CHANGEMENT DE TROTTOIRS
Embauché en tant que gardien de nuit dans des usines, Fr. René met à profit son temps pour réfléchir aux fondements de son athéisme. “Au début, je lisais surtout des livres d’astronomie. Je me disais : “Pourquoi y a-t-il quelque chose plutôt que rien ? Le néant ne peut pas produire l’être donc il faut qu’il y ait quelqu’un qui l’ait produit.” C’est comme ça que je suis revenu à la foi, mais je ne savais pas laquelle.” Puis il tombe sur l’ouvrage La Vérité sur le suaire de Turin2 dans lequel un exposé des examens scientifiques sur le suaire démontre une similitude absolue avec l’Évangile de la Passion. “Ça a été déterminant. Cela m’a fait passer à la foi en Jésus Christ. J’en suis venu à la conclusion que l’Évangile est vrai. Et que si c’était vrai pour le récit de la Passion, je ne voyais pas pourquoi le reste n’en serait pas moins vrai. Je me suis remis à prier.” Sur son chemin, il découvre saint François qui, dans sa conformité au Christ, a reçu les stigmates il y a 800 ans. “Quand j’ai vu qu’il avait les marques de la Passion, comme sur le linceul, et que le linceul, c’était pour moi l’Évangile, je me suis dit : la meilleure façon de pratiquer l’Évangile, c’est donc de devenir franciscain !” En ouvrant un annuaire, Fr. René tombe sur l’adresse du couvent à Paris, rue Marie Rose.

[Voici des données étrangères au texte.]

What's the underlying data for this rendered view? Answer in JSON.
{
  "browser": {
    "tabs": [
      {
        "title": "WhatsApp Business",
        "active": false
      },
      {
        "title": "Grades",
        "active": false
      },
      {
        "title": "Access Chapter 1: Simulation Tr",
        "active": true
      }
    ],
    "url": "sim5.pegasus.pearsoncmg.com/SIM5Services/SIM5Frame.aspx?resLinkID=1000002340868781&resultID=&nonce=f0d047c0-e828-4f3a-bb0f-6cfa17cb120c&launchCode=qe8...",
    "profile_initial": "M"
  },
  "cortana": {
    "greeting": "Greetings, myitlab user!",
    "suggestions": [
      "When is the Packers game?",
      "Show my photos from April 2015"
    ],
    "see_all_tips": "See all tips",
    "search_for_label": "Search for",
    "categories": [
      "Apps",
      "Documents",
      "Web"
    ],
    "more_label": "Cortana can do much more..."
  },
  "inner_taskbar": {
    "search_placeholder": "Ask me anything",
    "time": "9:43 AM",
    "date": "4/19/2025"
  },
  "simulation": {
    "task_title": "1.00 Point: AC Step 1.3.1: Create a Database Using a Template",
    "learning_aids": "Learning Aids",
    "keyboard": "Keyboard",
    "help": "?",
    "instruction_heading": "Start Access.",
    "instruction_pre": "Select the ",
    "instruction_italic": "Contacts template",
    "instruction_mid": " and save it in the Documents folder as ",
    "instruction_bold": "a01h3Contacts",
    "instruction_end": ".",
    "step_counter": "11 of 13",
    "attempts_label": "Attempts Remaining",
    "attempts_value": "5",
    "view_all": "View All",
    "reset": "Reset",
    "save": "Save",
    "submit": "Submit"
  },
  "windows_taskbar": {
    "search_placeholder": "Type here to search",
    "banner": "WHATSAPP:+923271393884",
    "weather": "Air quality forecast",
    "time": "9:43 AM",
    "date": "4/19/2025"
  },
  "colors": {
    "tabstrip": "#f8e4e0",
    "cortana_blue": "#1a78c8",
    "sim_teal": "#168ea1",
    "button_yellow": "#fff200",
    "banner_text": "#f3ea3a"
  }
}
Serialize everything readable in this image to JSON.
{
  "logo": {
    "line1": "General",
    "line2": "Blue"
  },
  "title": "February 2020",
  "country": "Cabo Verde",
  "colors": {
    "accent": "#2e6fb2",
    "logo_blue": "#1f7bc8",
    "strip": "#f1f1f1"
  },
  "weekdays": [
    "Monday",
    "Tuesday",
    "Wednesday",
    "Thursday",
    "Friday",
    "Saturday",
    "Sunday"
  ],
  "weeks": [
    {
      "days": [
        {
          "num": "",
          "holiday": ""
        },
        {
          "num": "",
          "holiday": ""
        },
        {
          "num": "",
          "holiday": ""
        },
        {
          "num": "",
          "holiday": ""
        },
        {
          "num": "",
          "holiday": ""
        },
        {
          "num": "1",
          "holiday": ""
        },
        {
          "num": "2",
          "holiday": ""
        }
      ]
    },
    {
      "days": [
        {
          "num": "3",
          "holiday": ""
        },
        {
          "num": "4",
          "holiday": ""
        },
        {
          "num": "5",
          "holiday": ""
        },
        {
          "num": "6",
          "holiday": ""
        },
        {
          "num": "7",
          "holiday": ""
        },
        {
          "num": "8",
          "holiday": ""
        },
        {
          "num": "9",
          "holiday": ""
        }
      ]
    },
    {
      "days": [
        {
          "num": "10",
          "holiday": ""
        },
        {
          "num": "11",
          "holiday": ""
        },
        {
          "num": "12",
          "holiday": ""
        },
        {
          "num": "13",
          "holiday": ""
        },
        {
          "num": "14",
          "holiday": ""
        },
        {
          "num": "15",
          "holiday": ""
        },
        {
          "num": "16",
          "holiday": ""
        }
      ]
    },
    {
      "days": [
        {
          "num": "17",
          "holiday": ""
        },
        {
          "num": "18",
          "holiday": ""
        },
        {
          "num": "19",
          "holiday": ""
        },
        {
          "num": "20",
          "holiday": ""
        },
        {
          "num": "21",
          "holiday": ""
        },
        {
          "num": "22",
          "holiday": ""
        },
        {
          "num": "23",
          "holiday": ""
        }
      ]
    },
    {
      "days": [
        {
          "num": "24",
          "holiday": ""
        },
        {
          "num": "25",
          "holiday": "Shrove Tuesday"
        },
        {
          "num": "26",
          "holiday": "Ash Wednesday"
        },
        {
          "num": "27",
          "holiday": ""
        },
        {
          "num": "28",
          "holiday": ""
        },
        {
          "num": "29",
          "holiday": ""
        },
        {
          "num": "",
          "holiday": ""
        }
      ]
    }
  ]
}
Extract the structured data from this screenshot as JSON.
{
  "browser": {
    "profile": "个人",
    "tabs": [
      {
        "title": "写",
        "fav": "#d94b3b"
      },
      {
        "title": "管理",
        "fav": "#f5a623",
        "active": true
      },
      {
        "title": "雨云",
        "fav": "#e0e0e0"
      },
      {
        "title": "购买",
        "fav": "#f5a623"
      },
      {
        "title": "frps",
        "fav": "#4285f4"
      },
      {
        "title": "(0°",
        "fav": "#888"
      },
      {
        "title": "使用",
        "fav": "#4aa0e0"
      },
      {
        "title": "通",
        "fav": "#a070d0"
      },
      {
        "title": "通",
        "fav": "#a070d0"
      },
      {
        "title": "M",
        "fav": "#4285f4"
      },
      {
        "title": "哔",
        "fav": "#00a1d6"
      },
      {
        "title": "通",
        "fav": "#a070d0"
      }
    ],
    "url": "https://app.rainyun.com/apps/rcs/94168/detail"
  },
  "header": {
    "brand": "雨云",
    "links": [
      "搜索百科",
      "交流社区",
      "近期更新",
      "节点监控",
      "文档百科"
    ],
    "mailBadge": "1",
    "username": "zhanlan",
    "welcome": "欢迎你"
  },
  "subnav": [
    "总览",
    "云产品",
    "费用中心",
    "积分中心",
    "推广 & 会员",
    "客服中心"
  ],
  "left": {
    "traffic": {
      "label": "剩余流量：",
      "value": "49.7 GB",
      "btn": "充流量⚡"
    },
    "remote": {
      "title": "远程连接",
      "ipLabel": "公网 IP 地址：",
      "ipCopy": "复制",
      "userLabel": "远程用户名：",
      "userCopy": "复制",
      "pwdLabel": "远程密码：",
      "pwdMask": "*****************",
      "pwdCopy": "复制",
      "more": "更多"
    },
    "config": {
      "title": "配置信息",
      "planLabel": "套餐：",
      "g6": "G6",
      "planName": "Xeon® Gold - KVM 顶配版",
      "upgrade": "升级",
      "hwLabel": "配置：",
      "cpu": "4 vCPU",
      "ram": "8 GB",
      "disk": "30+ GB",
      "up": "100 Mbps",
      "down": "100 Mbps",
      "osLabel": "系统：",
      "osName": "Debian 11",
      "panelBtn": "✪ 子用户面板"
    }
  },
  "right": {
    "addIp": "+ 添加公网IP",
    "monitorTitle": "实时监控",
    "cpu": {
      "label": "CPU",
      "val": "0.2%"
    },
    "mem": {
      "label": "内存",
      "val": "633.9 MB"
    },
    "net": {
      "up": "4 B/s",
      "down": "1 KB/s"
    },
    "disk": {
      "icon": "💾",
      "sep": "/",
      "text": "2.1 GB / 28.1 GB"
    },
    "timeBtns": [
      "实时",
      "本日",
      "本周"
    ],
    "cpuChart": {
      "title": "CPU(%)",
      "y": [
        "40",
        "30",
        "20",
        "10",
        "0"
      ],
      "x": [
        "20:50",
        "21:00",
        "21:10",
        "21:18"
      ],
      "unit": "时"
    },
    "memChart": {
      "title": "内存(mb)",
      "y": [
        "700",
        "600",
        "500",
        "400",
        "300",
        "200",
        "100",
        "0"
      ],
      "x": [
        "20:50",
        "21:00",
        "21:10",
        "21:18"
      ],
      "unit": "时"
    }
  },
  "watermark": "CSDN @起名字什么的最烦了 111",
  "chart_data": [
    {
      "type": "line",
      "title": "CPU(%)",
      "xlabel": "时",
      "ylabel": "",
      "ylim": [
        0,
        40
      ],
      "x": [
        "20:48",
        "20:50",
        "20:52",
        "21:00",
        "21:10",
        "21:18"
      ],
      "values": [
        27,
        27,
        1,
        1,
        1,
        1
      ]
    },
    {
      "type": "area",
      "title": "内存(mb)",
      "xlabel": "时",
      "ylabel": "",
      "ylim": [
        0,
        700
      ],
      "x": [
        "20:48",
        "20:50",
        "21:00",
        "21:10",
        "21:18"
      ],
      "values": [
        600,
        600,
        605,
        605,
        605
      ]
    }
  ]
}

Ironie du sort, c’est dans cette même rue que Lénine a vécu en exil de 1909 à 1912. “C’était la rue de Paris que je connaissais le mieux ! J’allais souvent me recueillir devant le mémorial de son passage, je pouvais donc y aller les yeux fermés ! J’ai changé de vie en changeant de trottoir et je suis entré dans le couvent des franciscains.”
1. Les Châtiments, Victor Hugo, 1853.
2. La Vérité sur le suaire de Turin : preuves de la mort et de la Résurrection du Christ, K.-E. Stevenson et Gary R. Habermas, Éditions Fayard, oct. 1981, 265 p.